Ce CV qui cumule réseaux politiques et compétences professionnelles en fait un candidat très sérieux.
Hervé Chabalier, pas intéressé
Le nom du fondateur et actuel patron de l’agence Capa circule beaucoup.
Chabalier a montré son aptitude au compromis en participant et en défendant la Commission Copé sur « la nouvelle télévision publique».
Il possède une légitimité journalistique certaine, mais a aussi montré ses capacités de gestionnaire avec le succès de Capa, créée en 1989 et toujours dynamique dans la production de documentaires, mais aussi de fictions.

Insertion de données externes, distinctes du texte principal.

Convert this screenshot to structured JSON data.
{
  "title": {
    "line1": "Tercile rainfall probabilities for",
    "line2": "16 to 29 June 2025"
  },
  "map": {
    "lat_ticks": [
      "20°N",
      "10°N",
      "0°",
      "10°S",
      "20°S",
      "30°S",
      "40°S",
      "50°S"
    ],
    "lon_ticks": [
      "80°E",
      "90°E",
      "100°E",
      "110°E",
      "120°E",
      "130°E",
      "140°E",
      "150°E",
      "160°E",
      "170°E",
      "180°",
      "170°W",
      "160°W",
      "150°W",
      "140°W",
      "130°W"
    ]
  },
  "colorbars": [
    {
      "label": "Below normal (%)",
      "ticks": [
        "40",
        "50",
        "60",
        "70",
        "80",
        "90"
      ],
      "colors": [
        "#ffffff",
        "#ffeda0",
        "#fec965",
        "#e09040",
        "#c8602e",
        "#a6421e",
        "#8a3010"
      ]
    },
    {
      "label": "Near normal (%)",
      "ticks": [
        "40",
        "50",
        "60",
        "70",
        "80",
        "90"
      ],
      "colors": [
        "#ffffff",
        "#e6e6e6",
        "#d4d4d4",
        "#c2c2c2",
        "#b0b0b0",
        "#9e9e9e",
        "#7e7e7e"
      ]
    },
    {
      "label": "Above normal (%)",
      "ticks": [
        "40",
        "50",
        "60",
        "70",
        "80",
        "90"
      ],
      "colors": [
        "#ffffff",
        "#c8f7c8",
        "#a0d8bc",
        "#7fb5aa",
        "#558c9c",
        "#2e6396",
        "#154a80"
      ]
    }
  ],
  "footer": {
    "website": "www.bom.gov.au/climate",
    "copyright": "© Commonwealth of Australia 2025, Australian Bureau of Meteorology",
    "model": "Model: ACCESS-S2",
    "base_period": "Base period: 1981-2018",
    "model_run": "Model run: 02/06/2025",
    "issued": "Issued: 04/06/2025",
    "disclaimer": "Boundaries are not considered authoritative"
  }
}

Cela dit, sa liberté de parole — il vient de se désolidariser de Nicolas Sarkozy sur la réforme de France Télévisions — n’est pas du goût de tous à l’Elysée. Joint par 20 Minutes, Hervé Chabalier se déclare «pas intéressé». «Ma priorité, c’est Capa, un grand label d’indépendance et de qualité. Et quand bien même la question se poserait, je n’irais sûrement pas dans un service public avec les orientations actuelles : les conditions d’indépendance et de financement pérenne de France Télévisions ne sont pas assurées. Je n’ai pas l’esprit kamikaze, je ne me lancerai pas là-dedans».
Simone Harari
Grande productrice française, également membre de la Commission Copé, la fondatrice de Télé Images est plutôt située à gauche. Déjà candidate lors de la dernière nomination du président de France Télévisions en juillet 2005,
Simone Harari aurait l’avantage, pour Nicolas Sarkozy, d’incarner un message d’ouverture. Simone Harari, comme Chabalier membre de la comission Copé, s’est en outre prononcée très tôt pour la suppression de la publicité sur le service public, jugeant le double financement Etat/publicité problématique. Mais c’est aussi une grande pourfendeuse du sous-financement du service public.
Jean-Marie Colombani
«L’Express» a cité son nom pour ce poste.
L’ancien directeur du Monde y a longtemps côtoyé Alain Minc, conseiller influent de Nicolas Sarkozy et inspirateur présumé de la fin de la pub sur France Télévisions. Cet homme de réseaux a lui-même été missionné par le chef de l’Etat pour lui remettre un rapport sur l’adoption, ce qui fut fait sans encombre en mai dernier.
Enfin, il possède une fine connaissance des médias audiovisuels. Il a même commencé sa carrière au début des années 70 à l’ORTF, tient actuellement une chronique sur France Inter et présentait cette saison « Faces à faces », émission d’interviews sur Public Sénat.